When Test-Time Adaptation Meets Self-Supervised Models
This addresses the challenge of adapting self-supervised models to dynamic environments for machine learning practitioners, but it is incremental as it builds on existing TTA and SSL methods.
The paper tackles the problem of test-time adaptation (TTA) for self-supervised learning (SSL) models, which struggle with low source accuracy, by proposing a collaborative framework that integrates SSL and TTA using contrastive learning and knowledge distillation, achieving competitive performance without relying on source pretraining.

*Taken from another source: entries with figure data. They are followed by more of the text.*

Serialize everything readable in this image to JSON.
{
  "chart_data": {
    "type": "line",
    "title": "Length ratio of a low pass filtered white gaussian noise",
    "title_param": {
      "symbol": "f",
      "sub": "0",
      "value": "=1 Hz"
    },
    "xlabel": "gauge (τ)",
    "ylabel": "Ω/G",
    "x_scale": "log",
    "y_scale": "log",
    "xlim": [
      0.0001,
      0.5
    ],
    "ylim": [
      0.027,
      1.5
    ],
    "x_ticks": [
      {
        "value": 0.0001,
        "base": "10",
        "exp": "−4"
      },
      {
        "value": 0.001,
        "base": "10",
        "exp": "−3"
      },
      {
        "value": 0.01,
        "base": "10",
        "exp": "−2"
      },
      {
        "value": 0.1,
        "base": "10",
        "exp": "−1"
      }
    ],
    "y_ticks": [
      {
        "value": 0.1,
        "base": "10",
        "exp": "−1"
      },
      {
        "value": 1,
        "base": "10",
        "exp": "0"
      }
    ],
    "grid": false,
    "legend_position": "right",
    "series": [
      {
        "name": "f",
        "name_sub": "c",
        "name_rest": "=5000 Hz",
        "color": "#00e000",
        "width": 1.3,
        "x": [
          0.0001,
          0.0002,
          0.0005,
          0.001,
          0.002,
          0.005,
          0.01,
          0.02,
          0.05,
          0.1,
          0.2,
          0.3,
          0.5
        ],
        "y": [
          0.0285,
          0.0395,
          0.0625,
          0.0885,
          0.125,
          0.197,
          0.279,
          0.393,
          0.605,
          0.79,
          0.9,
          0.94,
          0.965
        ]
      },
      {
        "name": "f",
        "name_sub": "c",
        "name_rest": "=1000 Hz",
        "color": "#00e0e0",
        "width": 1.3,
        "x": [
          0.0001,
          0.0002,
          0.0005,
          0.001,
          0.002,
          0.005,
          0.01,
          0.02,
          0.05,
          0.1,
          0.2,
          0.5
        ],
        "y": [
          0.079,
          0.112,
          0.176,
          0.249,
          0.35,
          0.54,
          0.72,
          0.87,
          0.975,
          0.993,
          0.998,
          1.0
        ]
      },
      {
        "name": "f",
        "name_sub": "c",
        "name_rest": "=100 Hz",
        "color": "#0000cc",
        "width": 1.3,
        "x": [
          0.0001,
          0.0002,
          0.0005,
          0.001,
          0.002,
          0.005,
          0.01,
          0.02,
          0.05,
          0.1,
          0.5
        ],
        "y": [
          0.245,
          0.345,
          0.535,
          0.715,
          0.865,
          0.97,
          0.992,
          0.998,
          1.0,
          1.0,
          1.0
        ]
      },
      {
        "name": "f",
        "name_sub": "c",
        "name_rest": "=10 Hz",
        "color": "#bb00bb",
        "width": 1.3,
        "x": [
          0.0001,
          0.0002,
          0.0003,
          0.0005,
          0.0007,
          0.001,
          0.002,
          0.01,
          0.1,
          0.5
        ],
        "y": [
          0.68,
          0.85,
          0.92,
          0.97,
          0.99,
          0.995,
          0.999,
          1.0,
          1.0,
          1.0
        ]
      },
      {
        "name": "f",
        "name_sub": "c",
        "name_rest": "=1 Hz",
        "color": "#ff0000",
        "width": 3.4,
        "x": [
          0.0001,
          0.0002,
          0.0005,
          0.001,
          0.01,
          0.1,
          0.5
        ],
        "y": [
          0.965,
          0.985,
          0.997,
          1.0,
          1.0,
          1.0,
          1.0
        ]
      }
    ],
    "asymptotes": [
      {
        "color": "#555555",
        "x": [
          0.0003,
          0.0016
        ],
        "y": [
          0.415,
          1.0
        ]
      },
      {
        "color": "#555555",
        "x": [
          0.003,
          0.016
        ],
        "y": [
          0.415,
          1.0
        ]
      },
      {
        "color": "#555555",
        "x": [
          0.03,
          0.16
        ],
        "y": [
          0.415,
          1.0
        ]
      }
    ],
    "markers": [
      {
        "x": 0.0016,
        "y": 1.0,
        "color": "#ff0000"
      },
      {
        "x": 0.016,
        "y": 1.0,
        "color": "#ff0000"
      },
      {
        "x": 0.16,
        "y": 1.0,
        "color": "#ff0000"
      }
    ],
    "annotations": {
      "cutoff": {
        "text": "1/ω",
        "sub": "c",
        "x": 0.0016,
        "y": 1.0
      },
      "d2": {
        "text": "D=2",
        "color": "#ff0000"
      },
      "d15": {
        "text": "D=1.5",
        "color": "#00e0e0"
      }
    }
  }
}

Training on test-time data enables deep learning models to adapt to dynamic environmental changes, enhancing their practical applicability. Online adaptation from source to target domains is promising but it remains highly reliant on the performance of source pretrained model. In this paper, we investigate whether test-time adaptation (TTA) methods can continuously improve models trained via self-supervised learning (SSL) without relying on source pretraining. We introduce a self-supervised TTA protocol after observing that existing TTA approaches struggle when directly applied to self-supervised models with low accuracy on the source domain. Furthermore, we propose a collaborative learning framework that integrates SSL and TTA models, leveraging contrastive learning and knowledge distillation for stepwise representation refinement. We validate our method on diverse self-supervised models, including DINO, MoCo, and iBOT, across TTA benchmarks. Extensive experiments validate the effectiveness of our approach in SSL, showing that it achieves competitive performance even without source pretraining.